“Si la inspiración
llega, que me encuentre trabajando” (Pablo Picasso)
Dice la mitología griega,
posiblemente la mitología más rica y fascinante que el ser humano tiene a su
disposición (he dicho posiblemente, perdónenme simpatizantes de mitología
egipcia, china, germánica, hindú o de pueblos africanos o polinesios), dice,
pues, la mitología griega, que existen, o existían, unos seres femeninos, nueve
en concreto, que eran hijas de Zeus y de Mnemósine, la personificación o diosa
de la memoria. Y dice dicha mitología que esas nueve hermanas, esas nueve
semidiosas, tenían, o tienen, el poder de inspirar en nosotros, simples
mortales, la facultad de crear. Cada una tenía su nombre, pero en conjunto las
conocemos por el nombre de musas.
Podemos imaginar, por lo tanto, a nuestro
alrededor, la presencia de unos seres invisibles que nos sobrevuelan, nos rozan
el cabello con sus dedos semidivinos o susurran a nuestra espalda. O quizá
vienen a nuestro encuentro cuando soñamos y nos hacen entrega de regalos
brillantes y confusos, bocados de otro mundo que tienen ese sabor extraño que
el despertar se encarga de desdibujarnos del paladar. Ese duende del que hablan
los entendidos del flamenco debe ser un primo lejano de ellas, supongo.
El caso
es que no sabría decir cuándo o dónde aparecen, y, suponiendo que lo hagan, por
cuánto tiempo nos hacen merecedores de su compañía. Sé que no siempre acuden a
nuestra llamada. Quizá porque son caprichosas y esquivas y traviesas (mujeres
adolescentes, al fin y al cabo) Quizá porque no sabemos cómo convocarlas
correctamente.
Recuerdo ahora a Fernando Pessoa, un poeta portugués que, en sus
ratos libres, creaba otros poetas imaginarios que incluso se escribían cartas
entre ellos criticando a su propio creador. Pessoa, que una tarde, en Lisboa,
se puso a escribir sobre una cómoda y se vio inmerso en un estado de posesión
mental que nunca antes había sentido ni volvería a sentir jamás, según él mismo
contaba, y que duró varias horas. “Fue la tarde triunfal de mi vida”, escribió.
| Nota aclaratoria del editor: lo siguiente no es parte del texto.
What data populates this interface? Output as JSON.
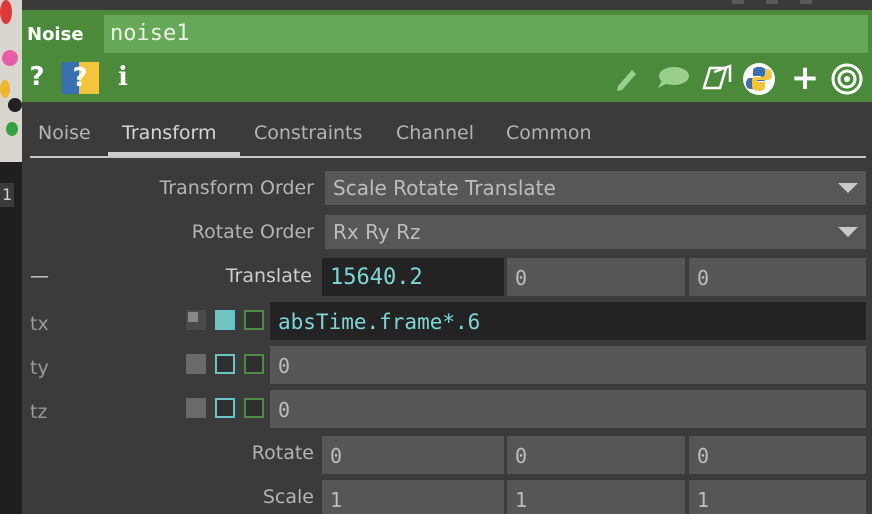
{
  "header": {
    "op_type": "Noise",
    "op_name": "noise1",
    "icons": [
      "help-icon",
      "python-help-icon",
      "info-icon",
      "edit-icon",
      "comment-icon",
      "clone-icon",
      "python-icon",
      "add-icon",
      "target-icon"
    ],
    "colors": {
      "header_bg": "#4a8a3a",
      "name_field_bg": "#67a858"
    }
  },
  "tabs": [
    "Noise",
    "Transform",
    "Constraints",
    "Channel",
    "Common"
  ],
  "active_tab": "Transform",
  "params": {
    "transform_order": {
      "label": "Transform Order",
      "value": "Scale Rotate Translate"
    },
    "rotate_order": {
      "label": "Rotate Order",
      "value": "Rx Ry Rz"
    },
    "translate": {
      "label": "Translate",
      "collapse_glyph": "—",
      "values": [
        "15640.2",
        "0",
        "0"
      ],
      "rows": [
        {
          "label": "tx",
          "value": "absTime.frame*.6",
          "mode": "expression"
        },
        {
          "label": "ty",
          "value": "0",
          "mode": "constant"
        },
        {
          "label": "tz",
          "value": "0",
          "mode": "constant"
        }
      ]
    },
    "rotate": {
      "label": "Rotate",
      "values": [
        "0",
        "0",
        "0"
      ]
    },
    "scale": {
      "label": "Scale",
      "values": [
        "1",
        "1",
        "1"
      ]
    }
  },
  "left_strip": {
    "marker": "1"
  },
  "colors": {
    "expression_text": "#7fd6d6",
    "panel_bg": "#3b3b3b",
    "field_bg": "#565656"
  }
}
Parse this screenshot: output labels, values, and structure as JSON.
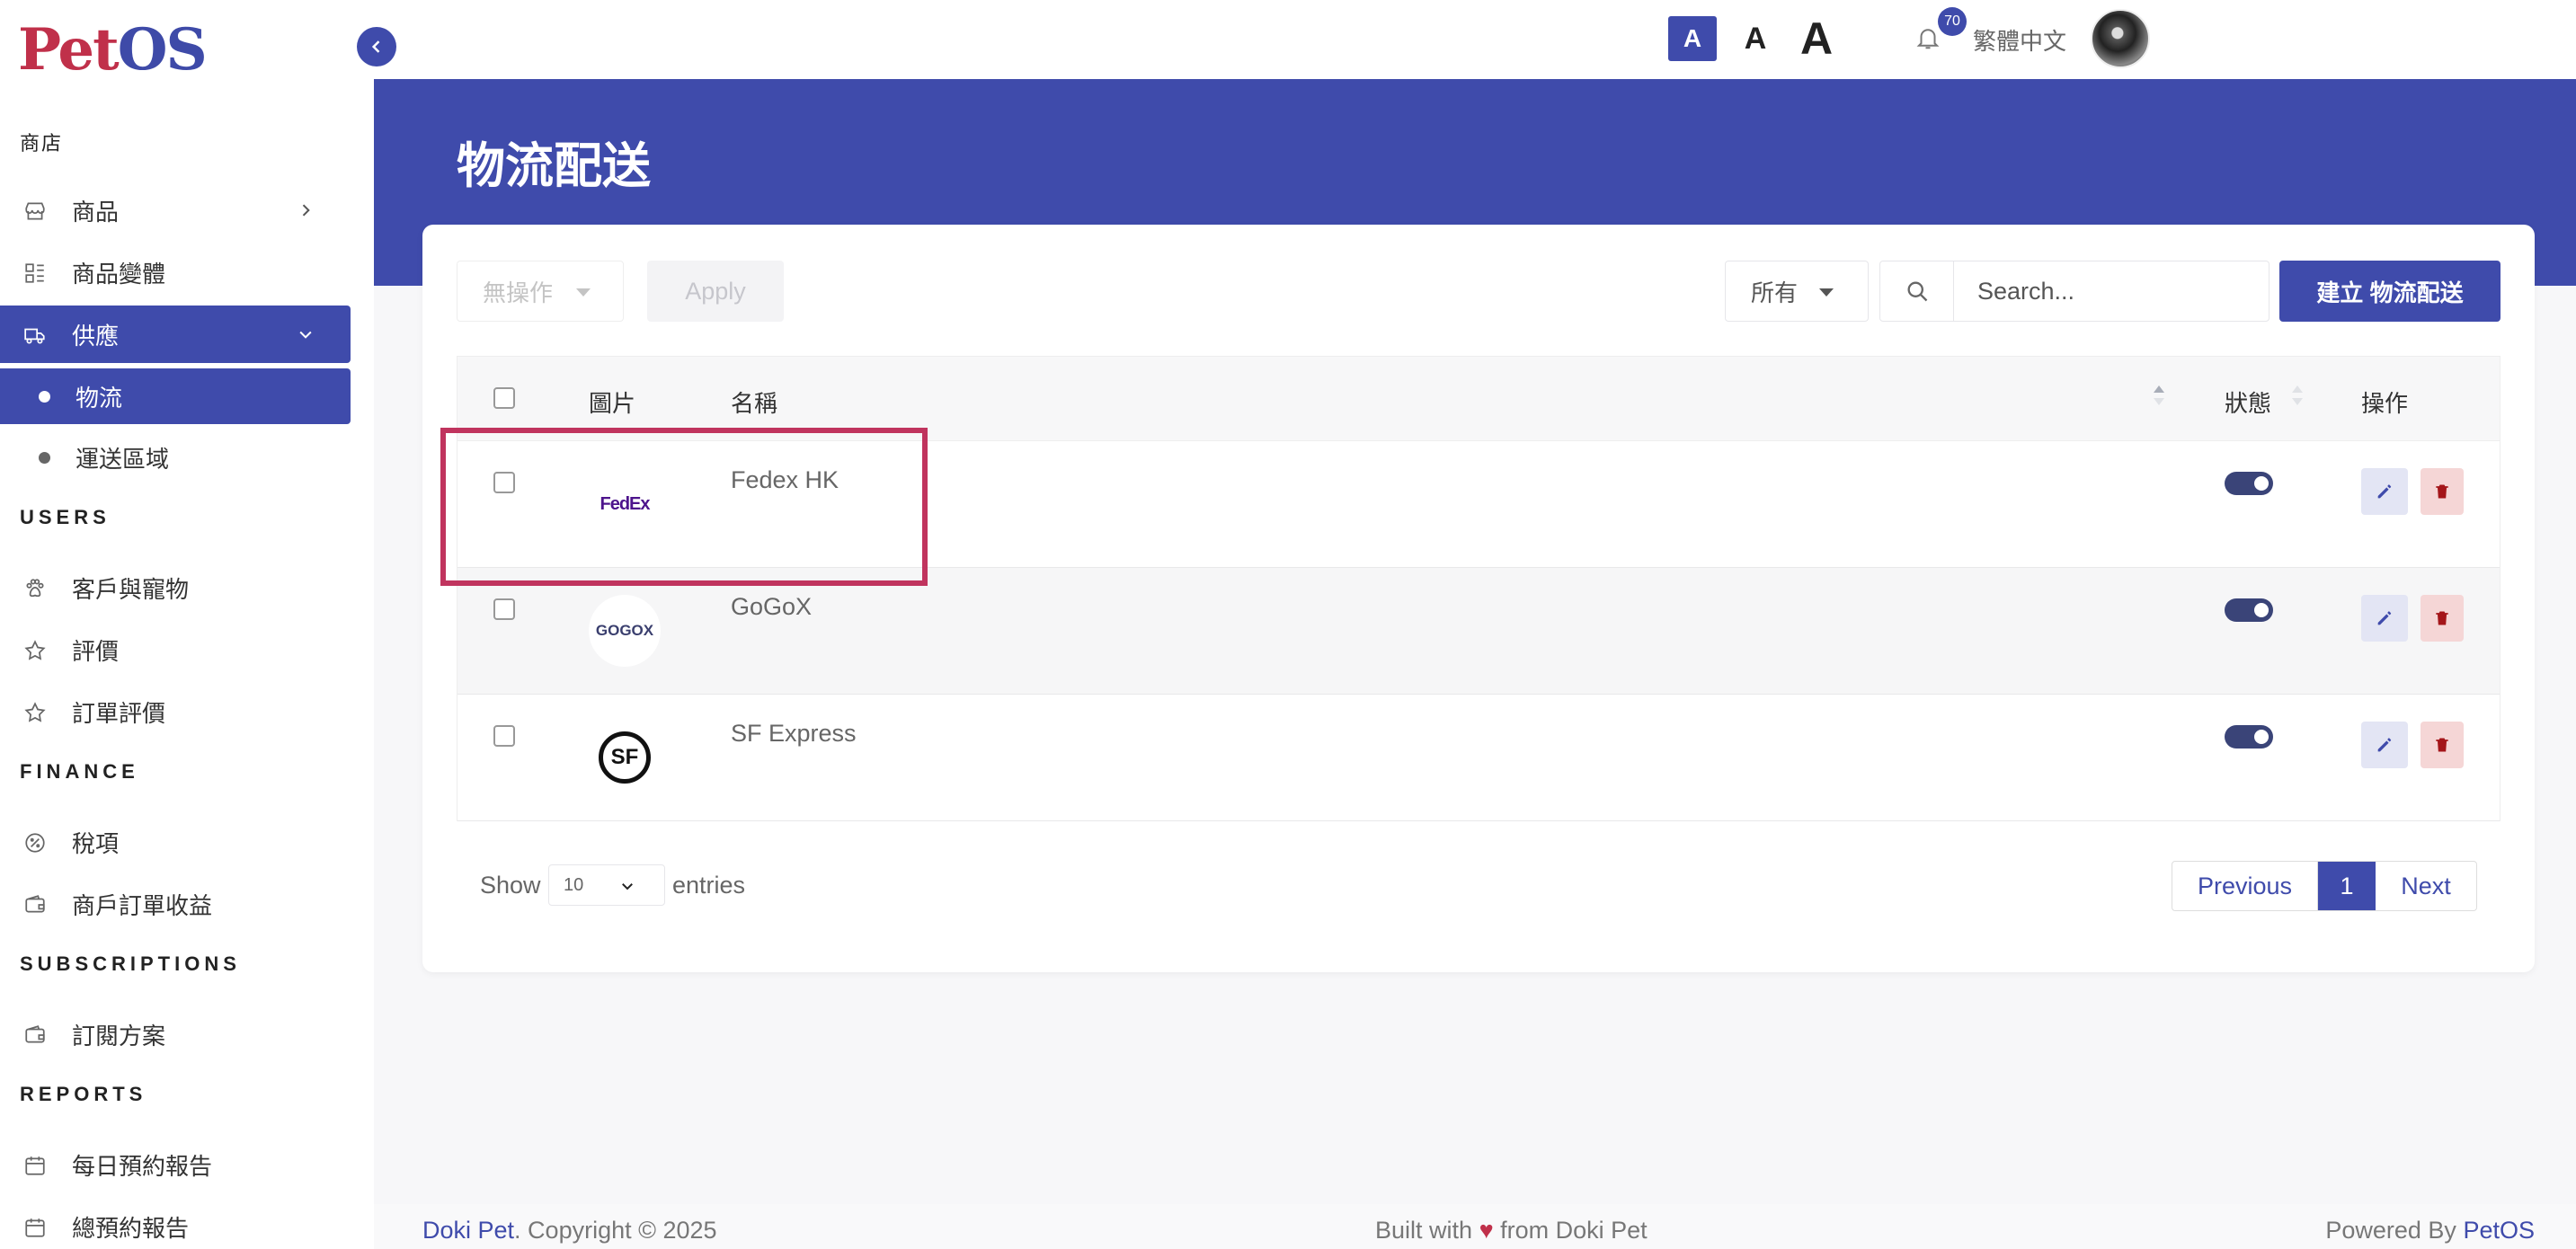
{
  "app": {
    "logo_part1": "Pet",
    "logo_part2": "OS",
    "brand_colors": {
      "primary": "#3f4bab",
      "accent": "#c0304a"
    }
  },
  "sidebar": {
    "section_store": "商店",
    "items_store": [
      {
        "label": "商品",
        "icon": "store-icon",
        "has_chevron": "right"
      },
      {
        "label": "商品變體",
        "icon": "variants-icon"
      },
      {
        "label": "供應",
        "icon": "truck-icon",
        "has_chevron": "down",
        "active": true
      }
    ],
    "sub_items": [
      {
        "label": "物流",
        "active": true
      },
      {
        "label": "運送區域"
      }
    ],
    "section_users": "USERS",
    "items_users": [
      {
        "label": "客戶與寵物",
        "icon": "paw-icon"
      },
      {
        "label": "評價",
        "icon": "star-icon"
      },
      {
        "label": "訂單評價",
        "icon": "star-icon"
      }
    ],
    "section_finance": "FINANCE",
    "items_finance": [
      {
        "label": "稅項",
        "icon": "tax-icon"
      },
      {
        "label": "商戶訂單收益",
        "icon": "wallet-icon"
      }
    ],
    "section_subscriptions": "SUBSCRIPTIONS",
    "items_subscriptions": [
      {
        "label": "訂閱方案",
        "icon": "wallet-icon"
      }
    ],
    "section_reports": "REPORTS",
    "items_reports": [
      {
        "label": "每日預約報告",
        "icon": "calendar-icon"
      },
      {
        "label": "總預約報告",
        "icon": "calendar-icon"
      }
    ]
  },
  "topbar": {
    "font_small": "A",
    "font_mid": "A",
    "font_large": "A",
    "notification_count": "70",
    "language": "繁體中文"
  },
  "page": {
    "title": "物流配送"
  },
  "toolbar": {
    "bulk_action": "無操作",
    "apply": "Apply",
    "filter": "所有",
    "search_placeholder": "Search...",
    "create": "建立 物流配送"
  },
  "table": {
    "headers": {
      "image": "圖片",
      "name": "名稱",
      "status": "狀態",
      "actions": "操作"
    },
    "rows": [
      {
        "name": "Fedex HK",
        "logo": "FedEx",
        "status_on": true
      },
      {
        "name": "GoGoX",
        "logo": "GOGOX",
        "status_on": true
      },
      {
        "name": "SF Express",
        "logo": "SF",
        "status_on": true
      }
    ]
  },
  "pagination": {
    "show": "Show",
    "page_length": "10",
    "entries": "entries",
    "previous": "Previous",
    "current": "1",
    "next": "Next"
  },
  "footer": {
    "brand": "Doki Pet",
    "copyright": ". Copyright © 2025",
    "built_prefix": "Built with",
    "heart": "♥",
    "built_suffix": "from Doki Pet",
    "powered_prefix": "Powered By",
    "powered_brand": "PetOS"
  }
}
Recuerdo también a Franz Kafka, que la noche del 22 al 23 de septiembre de 1912 escribió, en
una fase parecida al trance, un relato titulado “La condena”, y cuyo nombre no
podía estar mejor elegido, porque esas páginas lo condenaron definitivamente, y
por suerte para nosotros, a la literatura. Ejemplos similares debe haber miles.
Las nueve hermanas también deben moverse con soltura en la locura y las drogas,
y si no que se lo pregunten a Van Gogh, o a Charlie Parker, o a Jimmy Hendrix…
O a Friedrich Nietzsche, que tanto sabía sobre los griegos y que acabó sus días
en un sanatorio por haber llevado su mente hasta el vértigo. Repito: ejemplos así…
¿Habéis sentido algo similar
alguna vez? No importa si escribís o no, no importa si pintáis o tocáis la guitarra,
o si estáis estudiando para el examen de mañana o estáis fumando en el banco de
un parque mientras miráis las palomas. En serio, ¿en algún momento de vuestras
vidas habéis tenido la sensación de que la lucidez os arrebata, de que os hace
suya sin que vosotros lleguéis a saber qué coño os está pasando? ¿La sensación
de que, durante esos momentos (que no podemos elegir cuándo suceden) estáis en
estado de gracia? Picasso, que sabía muy bien lo impuntuales que son las musas,
las esperaba trabajando. Los actores y los músicos las citan sobre las tablas
de sus escenarios y, cuando ellas se digan a venir, el público siente que allí
arriba hay alguien más, algo así como presencia, un aura extraña, un duende.
Son ellas. Son las nueve
hermanas. Ellas son las que encienden la bombilla esa que los dibujantes
colocan sobre las cabezas de sus personajes cuando tienen una idea genial.
Ellas nos traen la revelación de un Más Allá donde debe residir la Belleza que,
solo a ratos y en pequeñas dosis, gotea sobre nuestro mundo cotidiano, y que a
veces ni la entendemos. No me extraña que los griegos las imaginaran hijas de
un dios. Hacedle caso a los griegos. Ellos sabían de lo que hablaban.